Bana 5 tane estetik bina sayamazsınız. Buna Kültür Müdürlüğü İl Binası dahil…

Bey Mahallesi’ni, göstermelik muhafazakarlık nedeni ile bir Odunpazarı, Amasra Evleri gibi cazibe merkezi haline getiremiyoruz.

Yeşilsu, Kırkayak Kahvesi, Nil Kahvesi birer nostaljiden ibaret şimdilerde…

Tahmis Kahvesi’nin bile genetiği ile oynandı! Nerede o eski müdavimler, o eski sıcaklık?

Voyvoda kazığının, yazarkasa yanında hazır bekletildiği kafe saçmalığı aldı başını yürüyor…

Türkiye’nin ilk ‘Sinematek’inin kurulduğu bu şehir AVM kültürsüzlüğüne terk edilmiş durumdadır ama küçükbaş ve büyükbaş hayvan, dağıtmak daha karlı bir siyasi beka yatırımdır.

Artık 6 gün çalışılıp, bir günde yenilen kent değildir burası!

Gettoların, mottosu olmaz çünkü!

Kafadan koparılmıştır bir kere.,!

Ne derler, “yoksulun yüzü, soğuk olur!”

Orospularının bile kaldığı zamanları vardır buraların.

Görgüsüzlük, seviyesizlik, liyakatsizlik, yalakalık artık yadsınmayan birer kartvizittir ahlaksızlığın sahte cennetinde!..

Yani, “Antep’in içi, kahkenin üçü” deforme olmuş bir şehir efsanesidir artık.

“Kral çıplak” diyecek olursanız, taş da atacak olanlar da hemen hazırdır!..

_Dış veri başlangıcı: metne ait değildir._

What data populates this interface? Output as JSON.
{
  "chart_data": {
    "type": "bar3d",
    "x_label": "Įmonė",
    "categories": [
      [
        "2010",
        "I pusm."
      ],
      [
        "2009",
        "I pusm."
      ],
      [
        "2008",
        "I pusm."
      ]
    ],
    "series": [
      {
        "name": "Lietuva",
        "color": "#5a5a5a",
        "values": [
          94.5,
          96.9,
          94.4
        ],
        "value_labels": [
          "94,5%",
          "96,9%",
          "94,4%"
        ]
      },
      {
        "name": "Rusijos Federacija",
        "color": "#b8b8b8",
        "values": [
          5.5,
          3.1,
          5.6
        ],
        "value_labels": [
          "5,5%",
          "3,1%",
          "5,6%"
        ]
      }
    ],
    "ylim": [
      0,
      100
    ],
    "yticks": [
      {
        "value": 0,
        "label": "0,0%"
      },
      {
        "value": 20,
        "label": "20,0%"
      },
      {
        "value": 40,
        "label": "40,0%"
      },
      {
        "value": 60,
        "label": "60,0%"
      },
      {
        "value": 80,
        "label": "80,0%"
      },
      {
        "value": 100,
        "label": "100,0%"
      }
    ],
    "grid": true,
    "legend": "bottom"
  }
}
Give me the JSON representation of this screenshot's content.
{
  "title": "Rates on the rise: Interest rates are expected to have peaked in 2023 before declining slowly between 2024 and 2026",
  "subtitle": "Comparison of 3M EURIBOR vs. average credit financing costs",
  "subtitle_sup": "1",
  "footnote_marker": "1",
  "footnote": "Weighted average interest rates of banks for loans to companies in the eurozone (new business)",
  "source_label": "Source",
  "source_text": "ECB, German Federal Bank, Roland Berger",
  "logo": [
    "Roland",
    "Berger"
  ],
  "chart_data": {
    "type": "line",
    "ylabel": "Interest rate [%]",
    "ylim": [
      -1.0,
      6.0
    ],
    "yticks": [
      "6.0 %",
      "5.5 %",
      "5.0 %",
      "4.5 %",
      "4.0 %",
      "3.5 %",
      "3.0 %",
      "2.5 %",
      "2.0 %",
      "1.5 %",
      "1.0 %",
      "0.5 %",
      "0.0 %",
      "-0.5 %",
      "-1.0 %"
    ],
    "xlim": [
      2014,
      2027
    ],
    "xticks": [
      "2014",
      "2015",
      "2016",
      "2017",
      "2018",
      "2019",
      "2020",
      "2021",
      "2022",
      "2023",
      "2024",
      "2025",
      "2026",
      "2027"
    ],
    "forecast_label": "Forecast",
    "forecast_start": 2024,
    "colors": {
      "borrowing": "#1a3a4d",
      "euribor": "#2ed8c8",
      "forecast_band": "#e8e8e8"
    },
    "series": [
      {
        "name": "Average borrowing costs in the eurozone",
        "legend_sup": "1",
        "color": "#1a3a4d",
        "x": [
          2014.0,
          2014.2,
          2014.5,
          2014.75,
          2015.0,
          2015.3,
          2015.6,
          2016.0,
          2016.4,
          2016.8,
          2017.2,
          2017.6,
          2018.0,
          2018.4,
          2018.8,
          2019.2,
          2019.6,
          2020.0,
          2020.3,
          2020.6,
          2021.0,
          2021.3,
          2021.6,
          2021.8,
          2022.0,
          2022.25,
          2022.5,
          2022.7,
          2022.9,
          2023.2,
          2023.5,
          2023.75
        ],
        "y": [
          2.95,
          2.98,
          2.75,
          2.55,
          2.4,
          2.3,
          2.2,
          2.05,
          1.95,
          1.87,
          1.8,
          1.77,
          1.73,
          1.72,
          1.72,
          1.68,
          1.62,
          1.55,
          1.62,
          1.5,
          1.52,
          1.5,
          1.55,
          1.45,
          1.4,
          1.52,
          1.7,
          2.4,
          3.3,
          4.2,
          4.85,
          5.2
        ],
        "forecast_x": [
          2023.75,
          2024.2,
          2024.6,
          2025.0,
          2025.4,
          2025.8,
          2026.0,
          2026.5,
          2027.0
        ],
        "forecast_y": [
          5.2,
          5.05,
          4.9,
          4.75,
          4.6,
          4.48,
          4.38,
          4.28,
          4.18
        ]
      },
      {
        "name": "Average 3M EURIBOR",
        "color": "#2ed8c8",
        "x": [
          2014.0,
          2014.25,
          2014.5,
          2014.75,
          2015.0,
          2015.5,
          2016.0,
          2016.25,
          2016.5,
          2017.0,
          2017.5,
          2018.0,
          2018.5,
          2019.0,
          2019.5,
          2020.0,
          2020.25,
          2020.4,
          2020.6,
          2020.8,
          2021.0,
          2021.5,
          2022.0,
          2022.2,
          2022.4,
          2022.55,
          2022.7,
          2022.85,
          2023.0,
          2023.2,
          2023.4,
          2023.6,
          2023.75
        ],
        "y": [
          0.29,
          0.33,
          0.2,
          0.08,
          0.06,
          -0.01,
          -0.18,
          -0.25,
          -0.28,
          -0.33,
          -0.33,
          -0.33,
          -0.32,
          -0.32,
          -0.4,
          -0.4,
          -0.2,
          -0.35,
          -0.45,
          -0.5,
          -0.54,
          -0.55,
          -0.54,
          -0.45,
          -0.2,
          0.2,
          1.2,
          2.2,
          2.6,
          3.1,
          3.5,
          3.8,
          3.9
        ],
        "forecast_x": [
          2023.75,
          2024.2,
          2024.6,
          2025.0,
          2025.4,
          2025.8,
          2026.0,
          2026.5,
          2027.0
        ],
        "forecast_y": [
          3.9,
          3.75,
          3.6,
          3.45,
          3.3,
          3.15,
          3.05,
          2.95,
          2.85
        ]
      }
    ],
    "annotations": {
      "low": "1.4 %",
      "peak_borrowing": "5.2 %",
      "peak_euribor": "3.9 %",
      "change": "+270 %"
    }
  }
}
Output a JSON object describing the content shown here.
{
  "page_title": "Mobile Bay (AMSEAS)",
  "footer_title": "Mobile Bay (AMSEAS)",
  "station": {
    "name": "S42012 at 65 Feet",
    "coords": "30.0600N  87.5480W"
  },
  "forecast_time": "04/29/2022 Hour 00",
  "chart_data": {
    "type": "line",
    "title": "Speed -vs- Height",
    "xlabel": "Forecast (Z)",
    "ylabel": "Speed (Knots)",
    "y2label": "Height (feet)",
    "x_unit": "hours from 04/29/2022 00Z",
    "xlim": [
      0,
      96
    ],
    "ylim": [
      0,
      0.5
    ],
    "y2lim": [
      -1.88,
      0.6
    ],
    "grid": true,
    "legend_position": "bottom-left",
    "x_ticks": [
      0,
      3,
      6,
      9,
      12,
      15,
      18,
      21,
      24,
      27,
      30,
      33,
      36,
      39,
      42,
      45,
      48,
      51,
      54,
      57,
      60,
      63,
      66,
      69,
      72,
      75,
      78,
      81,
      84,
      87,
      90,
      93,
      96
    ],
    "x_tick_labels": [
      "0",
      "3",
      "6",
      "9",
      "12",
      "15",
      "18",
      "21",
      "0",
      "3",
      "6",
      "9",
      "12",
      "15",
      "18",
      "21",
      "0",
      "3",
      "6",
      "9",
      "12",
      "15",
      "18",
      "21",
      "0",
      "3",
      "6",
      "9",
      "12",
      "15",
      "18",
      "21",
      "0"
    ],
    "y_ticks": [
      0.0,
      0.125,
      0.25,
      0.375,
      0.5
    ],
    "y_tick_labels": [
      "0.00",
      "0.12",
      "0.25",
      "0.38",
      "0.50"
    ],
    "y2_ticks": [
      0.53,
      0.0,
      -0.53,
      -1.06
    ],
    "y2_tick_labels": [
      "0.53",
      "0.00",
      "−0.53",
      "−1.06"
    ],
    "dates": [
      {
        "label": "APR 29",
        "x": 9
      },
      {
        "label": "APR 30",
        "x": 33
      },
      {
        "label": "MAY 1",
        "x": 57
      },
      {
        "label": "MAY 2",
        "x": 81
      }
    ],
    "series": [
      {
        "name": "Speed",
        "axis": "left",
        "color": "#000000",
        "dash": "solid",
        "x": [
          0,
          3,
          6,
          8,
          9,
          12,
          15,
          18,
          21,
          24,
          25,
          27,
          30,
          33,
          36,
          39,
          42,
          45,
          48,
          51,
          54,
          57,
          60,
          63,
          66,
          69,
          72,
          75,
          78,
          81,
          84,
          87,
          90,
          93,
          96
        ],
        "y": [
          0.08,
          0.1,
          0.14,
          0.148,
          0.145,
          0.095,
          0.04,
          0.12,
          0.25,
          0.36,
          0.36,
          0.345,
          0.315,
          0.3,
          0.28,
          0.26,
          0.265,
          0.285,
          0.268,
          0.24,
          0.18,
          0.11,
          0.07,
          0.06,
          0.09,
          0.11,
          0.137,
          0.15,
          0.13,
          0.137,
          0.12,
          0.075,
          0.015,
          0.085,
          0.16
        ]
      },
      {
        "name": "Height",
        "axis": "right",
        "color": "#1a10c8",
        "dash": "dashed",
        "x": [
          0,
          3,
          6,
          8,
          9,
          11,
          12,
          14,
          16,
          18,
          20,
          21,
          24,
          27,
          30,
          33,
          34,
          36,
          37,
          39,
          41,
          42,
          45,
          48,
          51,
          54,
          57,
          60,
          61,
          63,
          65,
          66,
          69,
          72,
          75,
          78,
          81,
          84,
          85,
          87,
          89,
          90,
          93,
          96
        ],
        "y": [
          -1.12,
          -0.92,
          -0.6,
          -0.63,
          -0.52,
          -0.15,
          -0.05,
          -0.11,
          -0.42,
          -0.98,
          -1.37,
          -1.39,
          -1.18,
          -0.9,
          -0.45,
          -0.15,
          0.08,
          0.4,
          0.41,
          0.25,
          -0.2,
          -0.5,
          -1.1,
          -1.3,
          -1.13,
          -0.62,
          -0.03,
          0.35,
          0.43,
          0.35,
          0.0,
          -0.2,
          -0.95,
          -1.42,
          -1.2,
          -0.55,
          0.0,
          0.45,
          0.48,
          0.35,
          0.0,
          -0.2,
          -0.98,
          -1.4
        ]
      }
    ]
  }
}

Bir avuç mutlu azınlığın yarattığı sahte cennettir aslında burası…

Refik Halid Karay anlatır. Abdülhamid devrinde, âşıklar Kerem destanını anlattığında sonu vuslatla bitmeyince intihar vakaları yaşanır. Bunun üzerine bir ferman yayımlanır. Artık hikâyenin sonu kavuşmayla bitecektir. Kerem ile Aslı’yı yakıp kül eden halk âşıklarının da kellesi gidecektir. Bu yüzden halk âşıkları ikiye ayrılır. Hikâyeyi kavuşmayla bitirenlere de ‘Kerem öldürmeyen âşıklar’ denir.”

İşte başımıza ne geliyorsa bu “Kerem’i öldürmeyen âşıklar” yüzünden geliyor.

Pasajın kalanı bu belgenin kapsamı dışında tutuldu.